We seem to be inundated with information as of late about being "green". I'm aware, but for the most part it goes in the left ear and out the right. It feels expensive. i.e. "buying a green car". Even switching to eco friendly cleaning products takes time, effort and money. But we CAN do small things that have a massive impact.
According to the World Watch Institute, Americans throw away 100 BILLION PLASTICS BAGS PER YEAR. And according to EarthShare members of the Environmental Defense Fund (EDF), one plastic bag can take up to 1,000 YEARS to decompose.
In the past decade, governments around the globe have underscored the need to cut plastic bag usage:
San Francisco. In 2007, San Francisco became the first U.S. city to outlaw plastic grocery bags.
New York City. In 2008, New York City Mayor Michael Bloomberg took aim at plastic bags, proposing a plan that requires stores to charge six cents per plastic bag used. All designed to reduce the use of plastic bags and increase the use of their reusable counterparts.
Ireland. In March 2002, Ireland instituted a tax of 15 cents per plastic bag, which has led to more than a 90 percent reduction in overall usage.

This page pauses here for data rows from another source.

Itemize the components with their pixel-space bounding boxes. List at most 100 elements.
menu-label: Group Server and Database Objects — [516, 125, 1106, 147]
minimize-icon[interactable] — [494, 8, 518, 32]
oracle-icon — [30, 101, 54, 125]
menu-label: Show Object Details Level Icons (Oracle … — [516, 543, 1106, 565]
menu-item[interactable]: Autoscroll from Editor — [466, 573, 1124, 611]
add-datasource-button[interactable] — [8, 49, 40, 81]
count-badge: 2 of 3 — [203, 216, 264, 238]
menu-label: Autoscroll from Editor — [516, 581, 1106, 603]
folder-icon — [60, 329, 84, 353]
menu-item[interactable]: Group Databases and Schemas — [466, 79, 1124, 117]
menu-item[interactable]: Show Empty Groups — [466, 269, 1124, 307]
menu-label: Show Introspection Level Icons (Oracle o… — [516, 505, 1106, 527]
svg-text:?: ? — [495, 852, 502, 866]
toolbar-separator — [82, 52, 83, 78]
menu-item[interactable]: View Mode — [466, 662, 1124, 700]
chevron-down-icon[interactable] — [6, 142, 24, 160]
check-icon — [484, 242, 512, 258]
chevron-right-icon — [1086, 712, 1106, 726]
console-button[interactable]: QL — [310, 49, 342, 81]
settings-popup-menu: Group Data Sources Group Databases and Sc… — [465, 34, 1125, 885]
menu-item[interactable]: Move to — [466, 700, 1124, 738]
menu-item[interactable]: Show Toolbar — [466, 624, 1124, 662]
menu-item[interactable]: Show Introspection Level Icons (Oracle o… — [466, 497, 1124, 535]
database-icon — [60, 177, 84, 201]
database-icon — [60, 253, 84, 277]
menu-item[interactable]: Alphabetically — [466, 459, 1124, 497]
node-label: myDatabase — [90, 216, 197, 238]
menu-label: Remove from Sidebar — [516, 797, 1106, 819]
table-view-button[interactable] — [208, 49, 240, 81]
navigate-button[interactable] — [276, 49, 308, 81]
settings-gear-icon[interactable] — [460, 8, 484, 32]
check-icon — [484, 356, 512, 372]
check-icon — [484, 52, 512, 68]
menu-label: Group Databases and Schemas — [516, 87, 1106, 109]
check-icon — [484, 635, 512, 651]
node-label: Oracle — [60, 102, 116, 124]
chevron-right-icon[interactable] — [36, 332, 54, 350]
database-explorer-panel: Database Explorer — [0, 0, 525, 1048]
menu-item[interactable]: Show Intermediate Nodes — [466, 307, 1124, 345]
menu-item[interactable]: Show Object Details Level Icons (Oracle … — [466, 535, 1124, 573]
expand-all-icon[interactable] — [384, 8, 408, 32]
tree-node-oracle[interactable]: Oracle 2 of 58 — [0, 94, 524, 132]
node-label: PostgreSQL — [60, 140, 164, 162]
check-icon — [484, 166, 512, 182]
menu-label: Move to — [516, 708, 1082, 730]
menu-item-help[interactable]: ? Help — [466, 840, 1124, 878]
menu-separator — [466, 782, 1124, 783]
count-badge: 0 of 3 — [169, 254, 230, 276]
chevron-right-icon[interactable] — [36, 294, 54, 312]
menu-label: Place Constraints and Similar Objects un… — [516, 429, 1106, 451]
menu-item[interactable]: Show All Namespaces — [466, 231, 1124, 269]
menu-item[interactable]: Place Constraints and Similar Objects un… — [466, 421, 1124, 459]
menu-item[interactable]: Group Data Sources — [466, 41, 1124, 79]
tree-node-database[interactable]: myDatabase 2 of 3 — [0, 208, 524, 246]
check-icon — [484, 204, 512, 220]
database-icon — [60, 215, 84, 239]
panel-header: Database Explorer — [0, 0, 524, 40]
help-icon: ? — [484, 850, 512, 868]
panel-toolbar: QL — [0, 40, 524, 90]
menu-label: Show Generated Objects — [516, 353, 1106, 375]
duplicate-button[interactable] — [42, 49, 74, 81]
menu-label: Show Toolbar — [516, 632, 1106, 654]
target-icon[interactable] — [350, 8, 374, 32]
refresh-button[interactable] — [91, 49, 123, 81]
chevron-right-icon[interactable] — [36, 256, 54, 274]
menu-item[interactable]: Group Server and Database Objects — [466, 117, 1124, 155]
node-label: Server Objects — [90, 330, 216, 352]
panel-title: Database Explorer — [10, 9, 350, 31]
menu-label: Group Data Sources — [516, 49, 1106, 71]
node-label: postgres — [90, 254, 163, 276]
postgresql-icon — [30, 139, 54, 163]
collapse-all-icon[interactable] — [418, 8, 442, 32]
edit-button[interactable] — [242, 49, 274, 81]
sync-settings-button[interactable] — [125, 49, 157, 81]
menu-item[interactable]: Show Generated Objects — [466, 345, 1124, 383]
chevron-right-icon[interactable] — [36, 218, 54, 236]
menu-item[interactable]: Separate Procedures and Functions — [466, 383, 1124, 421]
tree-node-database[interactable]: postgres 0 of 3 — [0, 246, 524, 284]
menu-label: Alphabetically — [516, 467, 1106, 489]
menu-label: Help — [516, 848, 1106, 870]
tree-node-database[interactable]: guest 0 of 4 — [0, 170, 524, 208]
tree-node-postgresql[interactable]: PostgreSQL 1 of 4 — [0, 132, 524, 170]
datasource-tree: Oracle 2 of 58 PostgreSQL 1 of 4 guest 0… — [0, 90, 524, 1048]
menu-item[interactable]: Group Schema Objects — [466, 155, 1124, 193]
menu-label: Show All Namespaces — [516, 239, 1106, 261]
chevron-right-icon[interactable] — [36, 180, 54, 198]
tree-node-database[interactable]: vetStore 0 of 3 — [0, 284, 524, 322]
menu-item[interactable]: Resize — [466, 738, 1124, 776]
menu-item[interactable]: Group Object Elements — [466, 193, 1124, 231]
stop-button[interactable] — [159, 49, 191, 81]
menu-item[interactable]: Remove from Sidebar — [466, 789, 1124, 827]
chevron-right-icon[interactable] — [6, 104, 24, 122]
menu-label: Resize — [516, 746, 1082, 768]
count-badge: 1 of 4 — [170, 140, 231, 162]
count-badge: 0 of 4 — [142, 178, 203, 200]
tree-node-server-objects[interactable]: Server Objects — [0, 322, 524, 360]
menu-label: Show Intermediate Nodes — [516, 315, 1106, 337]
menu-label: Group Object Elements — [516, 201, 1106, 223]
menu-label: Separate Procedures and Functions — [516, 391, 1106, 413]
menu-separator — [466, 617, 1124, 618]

Africa. In 2007, Africa made a bold move, initiating a continent-wide ban on plastic bags, encouraging the use of reusable bags such as those made from burlap.
China. In 2008, the Chinese government made plans to ban free plastic bags in order to cut down on litter and pollution. The ban could also save the country as much as 37 million barrels of oil, used to produce the bags.
Wow. Africa is ahead of us in this?
Retailers have taken a stand also:
Ikea. In 2007, the home furnishings retailer began charging five cents per plastic bag to reduce consumption and encourage shoppers to use reusable bags. Proceeds from the plastic bags—estimated at $7 million—will be donated to EarthShare member, American Forests.
Target. Target recently partnered with popular magazines like People, to encourage shoppers to mail in their plastic Target bags in an effort to recycle them into reusable totes. Send your bags in before November 30, 2008 and receive a free Target Retote. (Bags are also available for sale.)
Wal-Mart. In 2008, Wal-Mart partnered with the EDF to cut down plastic bag usage by one-third by 2013. Through its reuse and recycling efforts, Wal-Mart expects to eliminate more than 135 million pounds of plastic waste globally.
Whole Foods. In early 2008 the organic food retailer stopped using plastic bags, encouraging shoppers to use reusable totes.
Last weekend while in Houston I purchased my reusable shopping bags. (They range from $.99-1.99.) I have right at 1,000,000 plastic Wal-Mart bags under my kitchen sink. And yes, I do reuse them. But from now on, I'm doing the reusable tote thing. I'm simply going to put them all into one tote and take them in the store with me. I'll look really cool, AND make God smile.
I'm just sure that He likes me helping keep His lovely creation eco-friendly. 1 Corinthians says "the Earth is the Lords...". Somehow I think He's offended at plastic bags lying around on His exquisite creation for 1,000 years...I can easily help change that.